Jakki wrote:
^^^^^^ Thats the kind ^^^^^.
hate to say this but in addition to the above bedclothes and stuff. Even been know to use a heating pad, on nights , cannot get my body temperature to normalize . Oddly enough,seems to help with sore backs at night sometimes.
I know how that goes. Ever since my thyroid quit about ten years ago, I have been unable to stay warm.
On my blanket above the top sheet are:
1) an electric blanket
2) a thick blanket with a picture of two horses on it
3) a thin blanket to cover
4) a heavy duty goose down comforter
When I was a kid, I would sometimes sleep with my window open down to about 10-15 Fahrenheit. The house had no heat upstairs and so it was normally about 40 Fahrenheit upstairs in the winter anyway. There was also no running water upstairs so I didn't have to worry about the pipes freezing. In addition to this, the entire heat for the house was a gas heater in the living room that we had to turn off at night.
So it wasn't all that bad to sleep with the window open even on really cold nights. I'd only do that if I had four or five layers of blankets on top of me. In the morning, I'd have to grab my clothes, run downstairs, and stand in front of the fire in the living room to get dressed.
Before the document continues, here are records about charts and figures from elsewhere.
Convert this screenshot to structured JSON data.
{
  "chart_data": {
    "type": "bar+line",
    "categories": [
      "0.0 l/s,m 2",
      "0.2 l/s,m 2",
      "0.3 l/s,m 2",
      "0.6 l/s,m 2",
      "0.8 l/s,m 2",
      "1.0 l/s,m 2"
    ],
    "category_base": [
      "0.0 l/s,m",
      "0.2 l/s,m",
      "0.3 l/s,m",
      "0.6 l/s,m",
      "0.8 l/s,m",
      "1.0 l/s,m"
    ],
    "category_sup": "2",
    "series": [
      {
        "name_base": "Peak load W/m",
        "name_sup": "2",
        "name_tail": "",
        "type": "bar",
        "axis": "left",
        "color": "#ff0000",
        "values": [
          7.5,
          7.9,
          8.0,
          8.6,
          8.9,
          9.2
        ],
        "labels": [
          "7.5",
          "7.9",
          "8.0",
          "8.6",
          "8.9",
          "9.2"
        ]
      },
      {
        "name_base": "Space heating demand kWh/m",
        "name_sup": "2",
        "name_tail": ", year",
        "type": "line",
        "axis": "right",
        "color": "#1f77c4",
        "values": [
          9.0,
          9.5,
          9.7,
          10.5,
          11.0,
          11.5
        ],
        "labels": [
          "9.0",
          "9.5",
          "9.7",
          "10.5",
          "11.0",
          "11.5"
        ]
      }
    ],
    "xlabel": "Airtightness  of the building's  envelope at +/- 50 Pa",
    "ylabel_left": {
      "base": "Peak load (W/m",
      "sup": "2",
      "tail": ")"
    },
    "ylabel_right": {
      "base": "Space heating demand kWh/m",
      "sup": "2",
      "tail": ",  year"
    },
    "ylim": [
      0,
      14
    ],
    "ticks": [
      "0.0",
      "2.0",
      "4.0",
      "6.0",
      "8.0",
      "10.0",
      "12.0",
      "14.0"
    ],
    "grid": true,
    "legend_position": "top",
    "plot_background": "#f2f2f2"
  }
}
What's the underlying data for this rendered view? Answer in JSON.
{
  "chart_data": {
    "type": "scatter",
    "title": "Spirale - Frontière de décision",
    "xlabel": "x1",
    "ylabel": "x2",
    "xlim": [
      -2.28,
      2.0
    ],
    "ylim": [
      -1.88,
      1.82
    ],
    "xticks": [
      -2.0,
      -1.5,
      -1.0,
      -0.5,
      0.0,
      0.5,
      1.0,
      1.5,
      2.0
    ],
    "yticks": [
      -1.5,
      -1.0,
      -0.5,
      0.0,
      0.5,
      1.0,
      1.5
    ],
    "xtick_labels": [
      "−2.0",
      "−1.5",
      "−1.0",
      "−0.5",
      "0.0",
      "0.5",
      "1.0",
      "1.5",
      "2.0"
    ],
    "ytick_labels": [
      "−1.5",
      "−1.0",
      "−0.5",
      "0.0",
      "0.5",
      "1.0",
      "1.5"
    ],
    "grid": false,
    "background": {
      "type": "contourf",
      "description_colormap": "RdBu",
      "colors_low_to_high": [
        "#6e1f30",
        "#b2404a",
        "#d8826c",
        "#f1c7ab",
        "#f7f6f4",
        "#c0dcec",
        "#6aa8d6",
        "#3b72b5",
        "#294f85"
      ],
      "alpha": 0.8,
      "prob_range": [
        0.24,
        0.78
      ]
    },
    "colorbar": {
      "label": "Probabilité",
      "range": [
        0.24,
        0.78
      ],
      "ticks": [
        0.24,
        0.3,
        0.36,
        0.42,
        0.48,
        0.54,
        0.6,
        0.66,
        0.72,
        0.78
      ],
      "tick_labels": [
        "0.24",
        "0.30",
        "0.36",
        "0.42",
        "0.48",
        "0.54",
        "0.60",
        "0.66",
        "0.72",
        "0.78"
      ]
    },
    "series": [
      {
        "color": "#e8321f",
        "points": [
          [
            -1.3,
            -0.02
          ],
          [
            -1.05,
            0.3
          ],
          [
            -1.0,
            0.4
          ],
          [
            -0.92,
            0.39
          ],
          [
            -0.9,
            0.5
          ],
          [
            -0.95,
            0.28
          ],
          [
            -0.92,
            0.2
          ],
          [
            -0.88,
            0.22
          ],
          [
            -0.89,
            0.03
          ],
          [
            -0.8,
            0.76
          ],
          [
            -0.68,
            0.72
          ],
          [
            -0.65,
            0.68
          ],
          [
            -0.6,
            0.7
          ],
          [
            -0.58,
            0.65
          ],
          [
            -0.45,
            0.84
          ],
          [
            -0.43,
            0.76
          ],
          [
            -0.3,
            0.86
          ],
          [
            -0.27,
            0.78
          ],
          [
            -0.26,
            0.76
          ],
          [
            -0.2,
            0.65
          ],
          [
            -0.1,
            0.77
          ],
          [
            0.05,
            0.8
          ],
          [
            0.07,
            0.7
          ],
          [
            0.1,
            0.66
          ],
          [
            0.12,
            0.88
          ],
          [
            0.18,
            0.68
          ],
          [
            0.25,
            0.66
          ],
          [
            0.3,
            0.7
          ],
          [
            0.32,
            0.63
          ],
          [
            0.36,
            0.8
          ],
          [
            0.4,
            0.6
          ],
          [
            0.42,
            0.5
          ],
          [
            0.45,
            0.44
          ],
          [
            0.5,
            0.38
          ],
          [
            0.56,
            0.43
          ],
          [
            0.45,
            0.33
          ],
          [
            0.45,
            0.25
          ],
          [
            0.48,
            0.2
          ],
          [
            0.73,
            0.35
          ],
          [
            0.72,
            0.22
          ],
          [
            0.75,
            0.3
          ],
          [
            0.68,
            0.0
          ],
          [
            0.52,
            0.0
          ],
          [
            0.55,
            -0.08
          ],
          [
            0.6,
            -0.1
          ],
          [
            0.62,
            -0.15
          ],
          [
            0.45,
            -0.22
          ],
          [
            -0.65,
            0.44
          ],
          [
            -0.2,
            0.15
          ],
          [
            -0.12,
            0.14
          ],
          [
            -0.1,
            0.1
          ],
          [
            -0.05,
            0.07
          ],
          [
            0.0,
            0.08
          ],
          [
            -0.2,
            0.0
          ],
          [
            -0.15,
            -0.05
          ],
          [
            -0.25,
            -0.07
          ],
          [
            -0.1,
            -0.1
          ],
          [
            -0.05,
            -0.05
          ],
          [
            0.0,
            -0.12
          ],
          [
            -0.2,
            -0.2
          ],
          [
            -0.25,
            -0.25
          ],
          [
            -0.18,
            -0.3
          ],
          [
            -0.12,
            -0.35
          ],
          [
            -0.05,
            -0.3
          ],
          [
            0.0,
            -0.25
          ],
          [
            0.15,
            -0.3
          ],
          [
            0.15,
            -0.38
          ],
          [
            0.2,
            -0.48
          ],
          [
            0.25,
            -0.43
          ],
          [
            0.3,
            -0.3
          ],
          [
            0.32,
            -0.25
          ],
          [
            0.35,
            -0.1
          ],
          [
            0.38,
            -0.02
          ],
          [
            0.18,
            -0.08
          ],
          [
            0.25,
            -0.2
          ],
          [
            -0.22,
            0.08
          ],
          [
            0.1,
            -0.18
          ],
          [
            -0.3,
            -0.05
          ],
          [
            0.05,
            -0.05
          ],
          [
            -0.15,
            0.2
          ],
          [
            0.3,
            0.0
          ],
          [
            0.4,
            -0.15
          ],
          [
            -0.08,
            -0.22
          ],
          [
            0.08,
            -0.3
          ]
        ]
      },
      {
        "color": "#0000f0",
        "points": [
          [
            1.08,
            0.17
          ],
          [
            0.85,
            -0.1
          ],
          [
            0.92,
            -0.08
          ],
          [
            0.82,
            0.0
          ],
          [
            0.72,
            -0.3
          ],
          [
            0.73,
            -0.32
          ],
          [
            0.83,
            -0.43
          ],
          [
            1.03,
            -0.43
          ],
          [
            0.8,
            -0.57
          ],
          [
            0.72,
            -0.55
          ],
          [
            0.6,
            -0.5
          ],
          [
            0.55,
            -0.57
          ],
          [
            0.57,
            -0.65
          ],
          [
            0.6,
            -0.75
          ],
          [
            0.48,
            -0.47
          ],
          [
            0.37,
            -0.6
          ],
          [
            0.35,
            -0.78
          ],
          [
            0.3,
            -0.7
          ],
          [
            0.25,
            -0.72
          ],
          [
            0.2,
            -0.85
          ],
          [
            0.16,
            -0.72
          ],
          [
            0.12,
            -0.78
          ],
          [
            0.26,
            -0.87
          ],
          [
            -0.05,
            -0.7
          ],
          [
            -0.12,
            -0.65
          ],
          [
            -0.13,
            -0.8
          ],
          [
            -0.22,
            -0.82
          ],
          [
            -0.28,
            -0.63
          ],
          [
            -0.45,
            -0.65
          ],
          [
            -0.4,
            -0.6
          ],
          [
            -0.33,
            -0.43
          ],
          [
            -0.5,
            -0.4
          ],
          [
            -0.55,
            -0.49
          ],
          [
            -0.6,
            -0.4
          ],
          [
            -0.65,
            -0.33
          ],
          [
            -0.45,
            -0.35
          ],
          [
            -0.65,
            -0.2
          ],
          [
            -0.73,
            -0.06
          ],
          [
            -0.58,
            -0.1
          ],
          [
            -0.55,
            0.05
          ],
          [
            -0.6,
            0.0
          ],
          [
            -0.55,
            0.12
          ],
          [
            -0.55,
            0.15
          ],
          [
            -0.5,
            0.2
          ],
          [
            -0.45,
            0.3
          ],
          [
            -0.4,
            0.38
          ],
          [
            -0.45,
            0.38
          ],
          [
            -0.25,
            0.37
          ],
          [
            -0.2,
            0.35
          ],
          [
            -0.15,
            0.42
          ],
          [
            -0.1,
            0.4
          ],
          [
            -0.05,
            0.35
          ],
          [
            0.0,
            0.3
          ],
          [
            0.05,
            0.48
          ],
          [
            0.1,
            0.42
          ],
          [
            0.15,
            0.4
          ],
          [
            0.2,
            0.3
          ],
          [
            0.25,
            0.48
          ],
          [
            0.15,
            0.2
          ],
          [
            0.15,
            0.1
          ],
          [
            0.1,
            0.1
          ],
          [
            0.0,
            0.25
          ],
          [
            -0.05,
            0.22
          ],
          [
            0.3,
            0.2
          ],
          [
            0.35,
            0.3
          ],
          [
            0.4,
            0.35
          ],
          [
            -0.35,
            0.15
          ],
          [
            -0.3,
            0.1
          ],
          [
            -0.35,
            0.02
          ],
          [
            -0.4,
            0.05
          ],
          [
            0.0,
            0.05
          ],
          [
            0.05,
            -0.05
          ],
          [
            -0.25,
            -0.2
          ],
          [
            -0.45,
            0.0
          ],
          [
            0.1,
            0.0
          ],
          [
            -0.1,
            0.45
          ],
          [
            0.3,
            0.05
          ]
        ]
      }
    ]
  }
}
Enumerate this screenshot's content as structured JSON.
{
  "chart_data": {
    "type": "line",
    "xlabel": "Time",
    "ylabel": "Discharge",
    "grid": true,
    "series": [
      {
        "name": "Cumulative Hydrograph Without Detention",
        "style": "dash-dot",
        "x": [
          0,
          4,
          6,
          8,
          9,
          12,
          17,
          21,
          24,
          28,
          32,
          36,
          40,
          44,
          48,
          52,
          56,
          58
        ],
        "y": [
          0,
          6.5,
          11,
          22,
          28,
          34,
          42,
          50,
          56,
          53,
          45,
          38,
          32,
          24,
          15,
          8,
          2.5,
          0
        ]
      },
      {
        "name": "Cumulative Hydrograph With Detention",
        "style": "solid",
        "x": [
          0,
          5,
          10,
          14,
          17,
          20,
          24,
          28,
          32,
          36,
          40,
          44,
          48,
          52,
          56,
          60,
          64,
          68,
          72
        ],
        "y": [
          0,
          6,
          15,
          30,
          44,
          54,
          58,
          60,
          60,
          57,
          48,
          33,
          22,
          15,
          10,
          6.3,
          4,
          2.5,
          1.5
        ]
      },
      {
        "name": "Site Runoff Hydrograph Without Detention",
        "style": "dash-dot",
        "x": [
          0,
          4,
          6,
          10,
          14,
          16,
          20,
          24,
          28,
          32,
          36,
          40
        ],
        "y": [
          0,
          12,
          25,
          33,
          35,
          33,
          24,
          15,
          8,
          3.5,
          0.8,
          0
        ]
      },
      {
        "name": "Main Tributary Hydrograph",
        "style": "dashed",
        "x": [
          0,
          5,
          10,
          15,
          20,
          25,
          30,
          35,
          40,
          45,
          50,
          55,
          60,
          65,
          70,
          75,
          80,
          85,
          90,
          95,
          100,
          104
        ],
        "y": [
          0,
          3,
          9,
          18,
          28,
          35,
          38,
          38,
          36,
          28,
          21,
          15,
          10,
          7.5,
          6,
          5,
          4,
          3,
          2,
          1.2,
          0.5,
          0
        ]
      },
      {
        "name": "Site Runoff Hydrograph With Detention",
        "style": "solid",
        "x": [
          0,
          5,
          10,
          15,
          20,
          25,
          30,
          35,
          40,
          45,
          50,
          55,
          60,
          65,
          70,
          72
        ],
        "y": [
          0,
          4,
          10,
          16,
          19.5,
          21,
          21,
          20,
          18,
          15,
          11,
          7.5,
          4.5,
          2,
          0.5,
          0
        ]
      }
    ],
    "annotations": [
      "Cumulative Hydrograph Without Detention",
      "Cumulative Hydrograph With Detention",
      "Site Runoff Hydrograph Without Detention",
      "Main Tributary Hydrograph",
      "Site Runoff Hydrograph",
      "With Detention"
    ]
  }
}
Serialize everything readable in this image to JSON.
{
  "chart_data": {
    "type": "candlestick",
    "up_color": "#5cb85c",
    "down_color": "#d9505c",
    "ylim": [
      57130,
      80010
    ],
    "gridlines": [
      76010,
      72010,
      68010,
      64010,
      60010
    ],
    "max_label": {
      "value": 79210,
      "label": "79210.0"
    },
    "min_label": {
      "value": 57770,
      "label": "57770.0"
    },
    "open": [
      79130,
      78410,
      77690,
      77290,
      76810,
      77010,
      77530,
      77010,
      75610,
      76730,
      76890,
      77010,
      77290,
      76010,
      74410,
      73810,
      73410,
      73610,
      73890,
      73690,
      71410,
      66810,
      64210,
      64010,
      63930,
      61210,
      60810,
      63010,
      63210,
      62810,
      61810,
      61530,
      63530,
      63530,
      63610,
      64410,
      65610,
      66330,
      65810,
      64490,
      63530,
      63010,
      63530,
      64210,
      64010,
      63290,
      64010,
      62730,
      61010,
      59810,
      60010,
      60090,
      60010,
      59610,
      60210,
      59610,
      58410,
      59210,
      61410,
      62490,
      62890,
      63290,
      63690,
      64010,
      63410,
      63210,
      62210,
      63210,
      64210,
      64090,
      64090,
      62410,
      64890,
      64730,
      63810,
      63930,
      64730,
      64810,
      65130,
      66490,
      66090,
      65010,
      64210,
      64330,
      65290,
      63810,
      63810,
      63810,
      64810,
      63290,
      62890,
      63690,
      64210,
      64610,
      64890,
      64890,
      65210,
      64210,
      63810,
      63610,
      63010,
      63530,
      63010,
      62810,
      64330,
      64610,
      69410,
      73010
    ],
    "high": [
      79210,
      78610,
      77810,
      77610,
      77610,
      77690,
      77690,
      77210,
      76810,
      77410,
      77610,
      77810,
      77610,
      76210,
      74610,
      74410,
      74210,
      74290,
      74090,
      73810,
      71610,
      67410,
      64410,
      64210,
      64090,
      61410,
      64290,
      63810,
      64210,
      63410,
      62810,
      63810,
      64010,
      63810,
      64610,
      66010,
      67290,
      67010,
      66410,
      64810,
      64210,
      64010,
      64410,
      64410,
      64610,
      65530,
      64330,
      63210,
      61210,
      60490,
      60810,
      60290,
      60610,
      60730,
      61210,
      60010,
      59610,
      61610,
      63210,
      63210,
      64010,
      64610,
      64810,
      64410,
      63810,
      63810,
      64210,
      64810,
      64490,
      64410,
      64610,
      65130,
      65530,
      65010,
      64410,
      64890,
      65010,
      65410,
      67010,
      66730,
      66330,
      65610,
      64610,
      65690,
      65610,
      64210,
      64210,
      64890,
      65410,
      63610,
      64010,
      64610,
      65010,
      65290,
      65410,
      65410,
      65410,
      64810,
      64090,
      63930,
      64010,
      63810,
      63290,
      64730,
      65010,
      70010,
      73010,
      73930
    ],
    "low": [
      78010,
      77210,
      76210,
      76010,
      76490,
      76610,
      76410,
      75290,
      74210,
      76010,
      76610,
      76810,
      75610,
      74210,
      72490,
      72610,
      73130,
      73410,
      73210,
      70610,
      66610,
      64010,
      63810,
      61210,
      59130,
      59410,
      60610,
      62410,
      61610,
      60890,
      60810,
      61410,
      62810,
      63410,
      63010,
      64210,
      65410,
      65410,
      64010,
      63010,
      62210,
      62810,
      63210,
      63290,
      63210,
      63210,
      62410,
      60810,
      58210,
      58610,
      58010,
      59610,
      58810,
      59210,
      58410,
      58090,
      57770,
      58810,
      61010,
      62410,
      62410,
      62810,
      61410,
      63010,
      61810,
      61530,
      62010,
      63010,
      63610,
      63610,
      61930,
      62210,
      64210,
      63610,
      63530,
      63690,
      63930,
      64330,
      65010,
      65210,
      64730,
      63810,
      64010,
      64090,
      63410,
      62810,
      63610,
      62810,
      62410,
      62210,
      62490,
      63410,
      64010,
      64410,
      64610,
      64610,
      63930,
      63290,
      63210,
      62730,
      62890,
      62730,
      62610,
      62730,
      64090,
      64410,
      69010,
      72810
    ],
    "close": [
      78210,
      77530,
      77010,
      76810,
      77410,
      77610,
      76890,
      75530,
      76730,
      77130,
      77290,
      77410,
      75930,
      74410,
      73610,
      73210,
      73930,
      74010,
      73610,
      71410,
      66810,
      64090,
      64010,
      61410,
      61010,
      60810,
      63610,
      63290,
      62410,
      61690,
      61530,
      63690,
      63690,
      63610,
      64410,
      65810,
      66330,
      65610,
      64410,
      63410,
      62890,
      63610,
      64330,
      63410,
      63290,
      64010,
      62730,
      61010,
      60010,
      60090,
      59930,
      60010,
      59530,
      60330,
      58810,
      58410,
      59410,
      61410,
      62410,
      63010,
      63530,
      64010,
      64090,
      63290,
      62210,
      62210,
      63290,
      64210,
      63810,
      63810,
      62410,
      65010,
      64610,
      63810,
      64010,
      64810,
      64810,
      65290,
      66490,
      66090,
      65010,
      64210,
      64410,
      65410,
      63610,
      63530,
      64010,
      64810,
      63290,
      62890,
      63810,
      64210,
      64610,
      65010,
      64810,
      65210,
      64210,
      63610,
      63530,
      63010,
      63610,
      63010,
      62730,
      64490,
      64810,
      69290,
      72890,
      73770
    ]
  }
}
Later, when I moved to a city, I tried sleeping with an open window but the city noises would keep me awake. The only noises in the winter at home were from horses, cattle, dogs, occasional coyotes, trucks on a highway half a mile away (maybe about one every hour or two at night), and a gas plant about seven miles away. In the summer, we got all that as well as frogs croaking out in the pond.